Janet Rubel, Attorney, Northbrook
(847) 480-1020 | Email Janet Rubel
The good old days of receiving payments directly from clients have changed. I remember fondly the bounced checks, the promises that the check was in the mail (back when people really sent pieces of paper with postage affixed), and, yes, rushing to the bank to “starch” the check. As a wise old sole practitioner explained to me when I first started my practice, starching means you make sure the check is “good” by taking it to the bank before beginning any work on that client’s behalf. This is true particularly for the client who needs a lawyer the next morning for a contested hearing.
We still take payment the old fashioned way, but the quaint practice of taking checks from clients has been superseded by electronic transactions such as credit cards, PayPal, and online payments directly from the client’s bank account to yours.
If you take credit cards online, you have solved one problem — namely, receiving payments that don’t bounce. But you have a new problem: computer security. There are new requirements for you to satisfy.
The major credit card companies formed a trade group in 2006 to create a policy regarding credit card security. This organization is known as the “Payment Card Industry” (PCI). The standard it has created to insure the integrity of credit card transactions is PCI DSS. This is the data security standard that has been accepted in the United States. The council’s website, PCI Security Standards, details this required industry standard for anyone who collects, processes, or stores credit card information and its users.

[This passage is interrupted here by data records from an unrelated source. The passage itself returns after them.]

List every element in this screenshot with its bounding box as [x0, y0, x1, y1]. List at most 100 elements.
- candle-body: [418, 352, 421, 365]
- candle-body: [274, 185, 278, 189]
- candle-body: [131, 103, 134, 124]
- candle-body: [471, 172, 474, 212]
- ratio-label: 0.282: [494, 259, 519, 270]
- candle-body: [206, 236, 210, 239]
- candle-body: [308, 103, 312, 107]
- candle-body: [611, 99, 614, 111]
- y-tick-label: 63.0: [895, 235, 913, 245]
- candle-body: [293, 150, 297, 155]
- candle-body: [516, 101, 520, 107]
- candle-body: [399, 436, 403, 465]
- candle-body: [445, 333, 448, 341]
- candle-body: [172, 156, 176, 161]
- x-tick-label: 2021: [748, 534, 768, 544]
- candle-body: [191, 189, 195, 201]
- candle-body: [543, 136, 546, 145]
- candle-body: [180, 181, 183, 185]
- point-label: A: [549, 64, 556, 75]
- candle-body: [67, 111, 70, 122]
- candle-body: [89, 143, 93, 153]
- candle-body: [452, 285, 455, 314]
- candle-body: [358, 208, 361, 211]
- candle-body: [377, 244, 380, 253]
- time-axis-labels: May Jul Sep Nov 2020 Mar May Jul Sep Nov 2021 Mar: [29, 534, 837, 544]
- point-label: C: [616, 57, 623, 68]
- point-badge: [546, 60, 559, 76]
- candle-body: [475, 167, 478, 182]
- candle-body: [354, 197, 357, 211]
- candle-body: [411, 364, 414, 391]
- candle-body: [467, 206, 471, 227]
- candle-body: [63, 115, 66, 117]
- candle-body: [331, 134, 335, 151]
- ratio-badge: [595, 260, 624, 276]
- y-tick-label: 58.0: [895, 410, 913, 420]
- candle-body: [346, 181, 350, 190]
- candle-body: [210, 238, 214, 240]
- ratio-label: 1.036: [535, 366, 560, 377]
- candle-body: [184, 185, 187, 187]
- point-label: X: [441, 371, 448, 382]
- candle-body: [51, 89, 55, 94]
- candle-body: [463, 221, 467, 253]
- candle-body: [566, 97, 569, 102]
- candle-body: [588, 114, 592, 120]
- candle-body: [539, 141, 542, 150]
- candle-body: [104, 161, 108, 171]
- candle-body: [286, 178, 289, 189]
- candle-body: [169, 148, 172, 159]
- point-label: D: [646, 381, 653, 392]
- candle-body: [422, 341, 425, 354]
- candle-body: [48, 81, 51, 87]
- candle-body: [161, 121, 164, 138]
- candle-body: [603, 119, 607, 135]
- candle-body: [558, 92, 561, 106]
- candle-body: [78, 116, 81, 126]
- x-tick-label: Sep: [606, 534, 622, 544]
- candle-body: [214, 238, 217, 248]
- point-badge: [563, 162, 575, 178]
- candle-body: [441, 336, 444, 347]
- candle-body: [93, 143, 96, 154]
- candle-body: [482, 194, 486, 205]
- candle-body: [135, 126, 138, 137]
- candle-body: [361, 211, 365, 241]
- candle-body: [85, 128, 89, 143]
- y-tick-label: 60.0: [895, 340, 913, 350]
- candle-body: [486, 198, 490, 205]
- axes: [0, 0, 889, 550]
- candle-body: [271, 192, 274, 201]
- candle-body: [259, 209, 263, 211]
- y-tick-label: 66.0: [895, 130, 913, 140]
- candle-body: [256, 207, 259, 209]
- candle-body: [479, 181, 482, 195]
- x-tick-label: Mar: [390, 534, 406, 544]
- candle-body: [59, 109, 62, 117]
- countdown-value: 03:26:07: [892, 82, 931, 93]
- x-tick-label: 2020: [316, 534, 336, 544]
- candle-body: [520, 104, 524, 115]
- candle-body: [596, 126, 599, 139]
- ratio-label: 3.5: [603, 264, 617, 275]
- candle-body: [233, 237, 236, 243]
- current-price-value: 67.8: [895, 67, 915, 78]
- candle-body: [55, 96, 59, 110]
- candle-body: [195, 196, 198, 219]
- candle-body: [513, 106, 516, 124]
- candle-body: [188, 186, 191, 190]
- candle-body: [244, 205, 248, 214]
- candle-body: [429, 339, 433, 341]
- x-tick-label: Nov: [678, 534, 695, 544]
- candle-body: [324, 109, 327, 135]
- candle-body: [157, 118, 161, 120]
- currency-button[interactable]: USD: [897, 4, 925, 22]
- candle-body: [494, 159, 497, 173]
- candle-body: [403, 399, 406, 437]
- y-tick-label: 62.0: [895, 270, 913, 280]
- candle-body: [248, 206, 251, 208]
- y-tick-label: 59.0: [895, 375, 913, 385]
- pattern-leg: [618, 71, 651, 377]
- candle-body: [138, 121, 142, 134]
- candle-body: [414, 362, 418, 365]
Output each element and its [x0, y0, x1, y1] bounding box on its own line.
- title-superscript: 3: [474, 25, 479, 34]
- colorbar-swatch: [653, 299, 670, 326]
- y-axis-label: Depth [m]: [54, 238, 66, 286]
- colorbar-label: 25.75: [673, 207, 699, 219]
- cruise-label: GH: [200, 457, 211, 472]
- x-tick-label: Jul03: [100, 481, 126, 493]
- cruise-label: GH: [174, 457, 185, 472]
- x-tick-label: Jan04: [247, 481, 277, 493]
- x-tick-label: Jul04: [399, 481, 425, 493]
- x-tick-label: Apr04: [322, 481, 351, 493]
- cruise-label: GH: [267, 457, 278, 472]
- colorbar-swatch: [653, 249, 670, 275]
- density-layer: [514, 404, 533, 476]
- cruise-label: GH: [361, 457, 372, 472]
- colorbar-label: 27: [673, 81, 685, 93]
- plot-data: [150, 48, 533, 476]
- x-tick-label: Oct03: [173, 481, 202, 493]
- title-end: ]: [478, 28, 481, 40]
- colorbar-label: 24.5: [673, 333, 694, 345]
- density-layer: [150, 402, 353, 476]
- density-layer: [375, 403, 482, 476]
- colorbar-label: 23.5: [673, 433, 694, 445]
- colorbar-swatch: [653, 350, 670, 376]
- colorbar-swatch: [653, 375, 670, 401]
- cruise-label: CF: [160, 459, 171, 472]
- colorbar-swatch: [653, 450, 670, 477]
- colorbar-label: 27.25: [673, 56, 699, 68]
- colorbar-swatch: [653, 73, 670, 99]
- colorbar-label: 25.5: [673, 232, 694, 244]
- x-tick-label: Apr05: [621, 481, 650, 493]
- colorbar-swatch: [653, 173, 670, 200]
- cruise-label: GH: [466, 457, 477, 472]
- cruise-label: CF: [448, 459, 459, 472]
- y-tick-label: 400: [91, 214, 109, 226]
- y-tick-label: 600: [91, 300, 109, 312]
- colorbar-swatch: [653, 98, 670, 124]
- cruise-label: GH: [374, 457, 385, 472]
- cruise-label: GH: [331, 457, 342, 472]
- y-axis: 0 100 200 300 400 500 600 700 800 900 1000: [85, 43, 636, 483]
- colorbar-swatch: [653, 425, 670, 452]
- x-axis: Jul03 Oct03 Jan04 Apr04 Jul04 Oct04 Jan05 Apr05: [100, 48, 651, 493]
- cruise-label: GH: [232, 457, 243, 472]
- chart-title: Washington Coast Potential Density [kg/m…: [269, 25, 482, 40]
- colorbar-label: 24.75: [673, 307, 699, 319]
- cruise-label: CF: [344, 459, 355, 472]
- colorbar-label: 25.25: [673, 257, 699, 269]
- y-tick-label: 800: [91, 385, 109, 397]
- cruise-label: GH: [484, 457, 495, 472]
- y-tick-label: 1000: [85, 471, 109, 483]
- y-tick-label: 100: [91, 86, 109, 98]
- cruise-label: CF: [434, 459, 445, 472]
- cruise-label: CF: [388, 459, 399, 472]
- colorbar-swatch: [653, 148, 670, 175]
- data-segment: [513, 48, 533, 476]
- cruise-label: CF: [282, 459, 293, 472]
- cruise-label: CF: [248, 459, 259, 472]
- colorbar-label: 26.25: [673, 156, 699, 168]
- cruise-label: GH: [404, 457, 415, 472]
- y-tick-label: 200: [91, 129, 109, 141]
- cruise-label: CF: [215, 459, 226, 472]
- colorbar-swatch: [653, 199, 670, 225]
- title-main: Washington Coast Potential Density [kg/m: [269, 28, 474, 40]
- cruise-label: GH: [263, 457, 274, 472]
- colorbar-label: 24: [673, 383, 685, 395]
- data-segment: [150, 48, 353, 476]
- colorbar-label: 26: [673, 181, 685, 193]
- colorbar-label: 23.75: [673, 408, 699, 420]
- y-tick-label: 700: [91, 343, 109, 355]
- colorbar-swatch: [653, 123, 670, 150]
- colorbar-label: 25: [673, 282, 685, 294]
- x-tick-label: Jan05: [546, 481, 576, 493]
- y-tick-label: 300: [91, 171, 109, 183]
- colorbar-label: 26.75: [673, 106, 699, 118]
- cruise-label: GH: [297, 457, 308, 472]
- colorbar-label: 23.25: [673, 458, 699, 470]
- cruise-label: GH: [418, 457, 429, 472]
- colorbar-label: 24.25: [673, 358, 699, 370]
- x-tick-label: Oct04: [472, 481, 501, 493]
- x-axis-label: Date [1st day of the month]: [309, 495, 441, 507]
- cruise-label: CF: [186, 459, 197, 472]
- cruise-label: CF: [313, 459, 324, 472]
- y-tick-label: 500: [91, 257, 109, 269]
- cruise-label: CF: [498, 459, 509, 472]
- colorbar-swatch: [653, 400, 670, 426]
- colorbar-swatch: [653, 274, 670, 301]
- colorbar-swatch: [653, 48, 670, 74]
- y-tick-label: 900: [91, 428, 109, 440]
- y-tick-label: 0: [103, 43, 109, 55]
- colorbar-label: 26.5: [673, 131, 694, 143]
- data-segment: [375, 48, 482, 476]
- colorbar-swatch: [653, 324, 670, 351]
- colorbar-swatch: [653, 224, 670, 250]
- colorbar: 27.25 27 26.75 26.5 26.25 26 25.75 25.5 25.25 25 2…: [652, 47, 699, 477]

Best practices for credit card participants have been listed by the PCI. It has determined that there are 12 requirements that comprise the best practices for security of the data. Among these are: antivirus software protection, restricting access to credit card transactions among office personnel, maintaining security of the data network, and encrypting the credit card transactions.
There are additional requirements if you use a third party to process these transactions, including storage and transmission. The type of security action required depends on the volume of transactions.
The various credit card imprints such as Visa, MasterCard, American Express, and Discover cards monitor compliance with these rules. The penalty for noncompliance is draconian: as much as $500,000 and an additional $25 per credit card holder whose account has been breached.
Compliance with these rules has been required since July 2010. This means you! My credit card third party, Affiniscape Law Firm Merchant Accounts, has sent me a self-assessment questionnaire and an attestation of compliance that is due soon. Affiniscape provides assistance in complying with and reporting data security.
I am planning to complete the forms early because I do not want to spend money on fines. Wasting money should be done by retail therapy, not penalties for credit card data breaches!